Tourism is Malaga’s key to emerge from the crisis ahead of the rest of the region. Carlos Moret
More often than not speeches made by Malaga-based politicians and business owners include somewhere the expression: “Malaga, the economic capital of Andalucía”. But to what extent is this true? Are there objective arguments and statistics to defend this statement outside the provincial boundaries?
Now, in the current climate, experts agree that if there is one province capable of getting Andalucía’s economic wheels rolling again, it is Malaga. The tourism industry, business initiatives, being home to the region’s biggest financial institution and the growing weight of advanced services in its productive fabric all contribute to Malaga’s economic advantage.
Despite this though, the main gauge used to compare the economic strength of countries, regions and provinces, the gross domestic product (GDP), does not agree. In fact Seville has always come first in this particular race; in 2009, the last official statistics, its GDP was around 34.5 billion euros, compared with Malaga’s 28.2 billion. Of the Andalusian total, Seville accounts for 24.1 per cent of the GDP, while Malaga contributes 19.8 per cent. The difference can be put down to Seville’s larger population and territory, its superiority in the agriculture and industry sectors and the advantage of being the administrative capital of Andalucía.
On the other hand the latest edition of the Spain Economic Yearbook produced by La Caixa does put Malaga at the head of the region’s economy, giving it the highest rate of economic activity. This prestigious publication takes into account the Economic Activity tax (IAE) when compiling its results, which also name Malaga as the Andalusian leader in the tourism, commerce and catering sectors.

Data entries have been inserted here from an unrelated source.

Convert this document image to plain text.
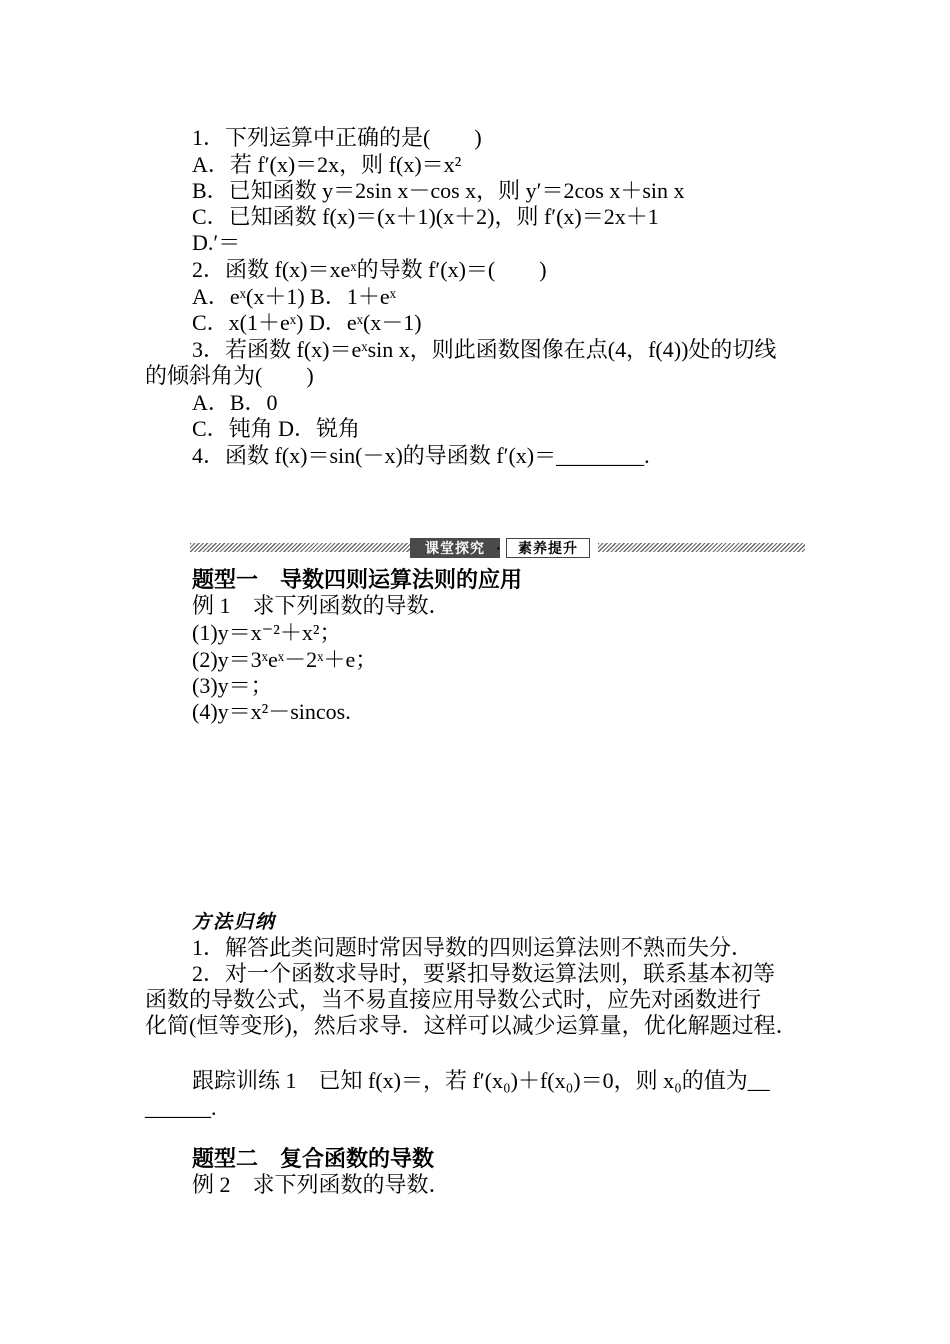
1．下列运算中正确的是(　　)
A．若 f′(x)＝2x，则 f(x)＝x²
B．已知函数 y＝2sin x－cos x，则 y′＝2cos x＋sin x
C．已知函数 f(x)＝(x＋1)(x＋2)，则 f′(x)＝2x＋1
D.′＝
2．函数 f(x)＝xeˣ的导数 f′(x)＝(　　)
A．eˣ(x＋1) B．1＋eˣ
C．x(1＋eˣ) D．eˣ(x－1)
3．若函数 f(x)＝eˣsin x，则此函数图像在点(4，f(4))处的切线
的倾斜角为(　　)
A．B．0
C．钝角 D．锐角
4．函数 f(x)＝sin(－x)的导函数 f′(x)＝________.
课堂探究 ·	素养提升
题型一　导数四则运算法则的应用
例 1　求下列函数的导数．
(1)y＝x⁻²＋x²；
(2)y＝3ˣeˣ－2ˣ＋e；
(3)y＝；
(4)y＝x²－sincos.
方法归纳
1．解答此类问题时常因导数的四则运算法则不熟而失分．
2．对一个函数求导时，要紧扣导数运算法则，联系基本初等
函数的导数公式，当不易直接应用导数公式时，应先对函数进行
化简(恒等变形)，然后求导．这样可以减少运算量，优化解题过程．
跟踪训练 1　已知 f(x)＝，若 f′(x₀)＋f(x₀)＝0，则 x₀的值为__
______.
题型二　复合函数的导数
例 2　求下列函数的导数．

More so than by the overall picture, Malaga’s leadership can be measured by its evolution over time. One of its greatest assets is the wealth creation potential shown over recent decades. The province’s GDP grew by 180 per cent between 1995 and 2009, an Andalusian record.
José Juan Benítez, professor of Applied Economy at the University of Malaga, points out that “no other province is better prepared than Malaga to stimulate the economic growth of Andalucía”.

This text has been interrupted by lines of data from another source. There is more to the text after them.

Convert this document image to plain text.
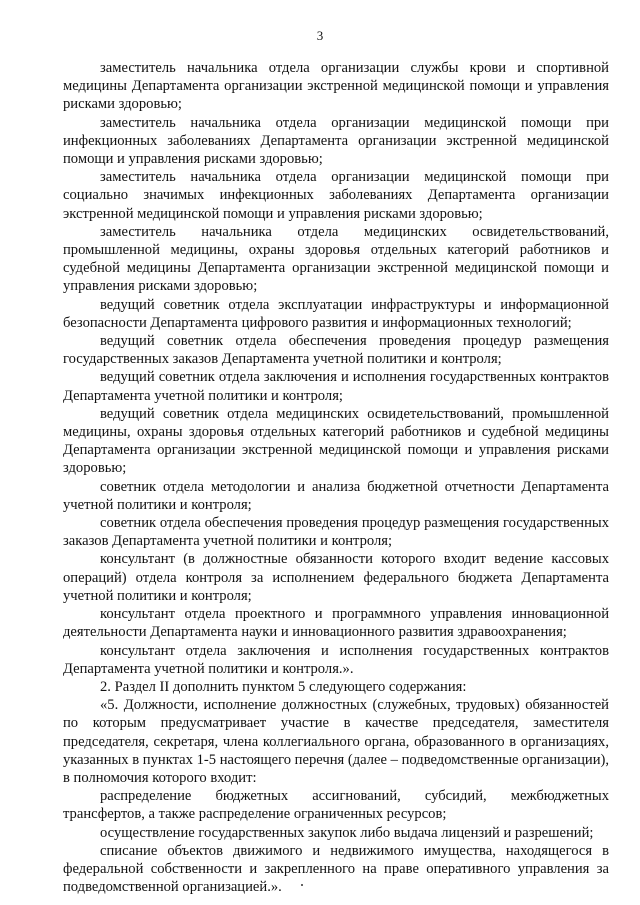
3

заместитель начальника отдела организации службы крови и спортивной медицины Департамента организации экстренной медицинской помощи и управления рисками здоровью;

заместитель начальника отдела организации медицинской помощи при инфекционных заболеваниях Департамента организации экстренной медицинской помощи и управления рисками здоровью;

заместитель начальника отдела организации медицинской помощи при социально значимых инфекционных заболеваниях Департамента организации экстренной медицинской помощи и управления рисками здоровью;

заместитель начальника отдела медицинских освидетельствований, промышленной медицины, охраны здоровья отдельных категорий работников и судебной медицины Департамента организации экстренной медицинской помощи и управления рисками здоровью;

ведущий советник отдела эксплуатации инфраструктуры и информационной безопасности Департамента цифрового развития и информационных технологий;

ведущий советник отдела обеспечения проведения процедур размещения государственных заказов Департамента учетной политики и контроля;

ведущий советник отдела заключения и исполнения государственных контрактов Департамента учетной политики и контроля;

ведущий советник отдела медицинских освидетельствований, промышленной медицины, охраны здоровья отдельных категорий работников и судебной медицины Департамента организации экстренной медицинской помощи и управления рисками здоровью;

советник отдела методологии и анализа бюджетной отчетности Департамента учетной политики и контроля;

советник отдела обеспечения проведения процедур размещения государственных заказов Департамента учетной политики и контроля;

консультант (в должностные обязанности которого входит ведение кассовых операций) отдела контроля за исполнением федерального бюджета Департамента учетной политики и контроля;

консультант отдела проектного и программного управления инновационной деятельности Департамента науки и инновационного развития здравоохранения;

консультант отдела заключения и исполнения государственных контрактов Департамента учетной политики и контроля.».

2. Раздел II дополнить пунктом 5 следующего содержания:

«5. Должности, исполнение должностных (служебных, трудовых) обязанностей по которым предусматривает участие в качестве председателя, заместителя председателя, секретаря, члена коллегиального органа, образованного в организациях, указанных в пунктах 1-5 настоящего перечня (далее – подведомственные организации), в полномочия которого входит:

распределение бюджетных ассигнований, субсидий, межбюджетных трансфертов, а также распределение ограниченных ресурсов;

осуществление государственных закупок либо выдача лицензий и разрешений;

списание объектов движимого и недвижимого имущества, находящегося в федеральной собственности и закрепленного на праве оперативного управления за подведомственной организацией.».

“Statistics show that the weight of the province of Malaga, in terms of production and employment, is smaller as a whole than that of Seville. However if we consider the economic activities that show a greater capacity for development, and, therefore, the creation of sustainable wealth, then we can state that Malaga, and more specifically its coastline, has the necessary characteristics to be considered the driving force behind the region’s economy”, he explains.
Meanwhile Victorio Valle, professor in Applied Economics and member of the advisory board of the Foundation of Savings Banks, states that the youth of the population explains why the province is more dynamic in terms of private initiative, being home to the birth of one in three new businesses in the region.
“Malaga has the youngest and most dynamic population in the region: between 2000 and 2010 it has grown by almost 25 per cent,” he states. Valle stresses Malaga’s “solid base of human capital”, thanks to a university that enjoys special prestige in engineering, which the expert relates to the strength of the Technology Park. Being the home of Unicaja, Andalucía’s biggest financial institution, and the quality of the transport infrastructure in place, are also points in Malaga’s favour, according to the economist.
Now however, four years into a financial crisis and with unemployment at more than 30 per cent, it’s easy to doubt this optimism. Once again though, tourism promises to save the day as “the Malaga economy’s greatest asset”, stresses José Juan Benítez. Last year economic growth in Malaga was above the Andalusian average and, as Felisa Becerra of the Andalusian Economic Analysts points out, despite the recession this year the local GDP will not fall as much as in the rest of the region.
According to the experts, thanks to tourism Malaga will emerge from the crisis ahead of other areas, ready to resume its role at the helm of the Andalusian productive fabric.
“This is a modern economy, with a more developed services sector: almost 63 per cent of the GDP is generated by private services when the Andalusian average is 55 per cent and the Spanish average is 52 per cent”, points out Victorio Valle. He believes that this advantage is capable of compensating for weaknesses brought about by the crash in the construction sector.
There is still a lot of work to do, however; Malaga can’t just sit back and wait for the macroeconomics circumstances to improve without doing its bit to help get the engine running again. Taking care of its star industry to keep ahead of rival tourist destinations is top of the ‘to do’ list.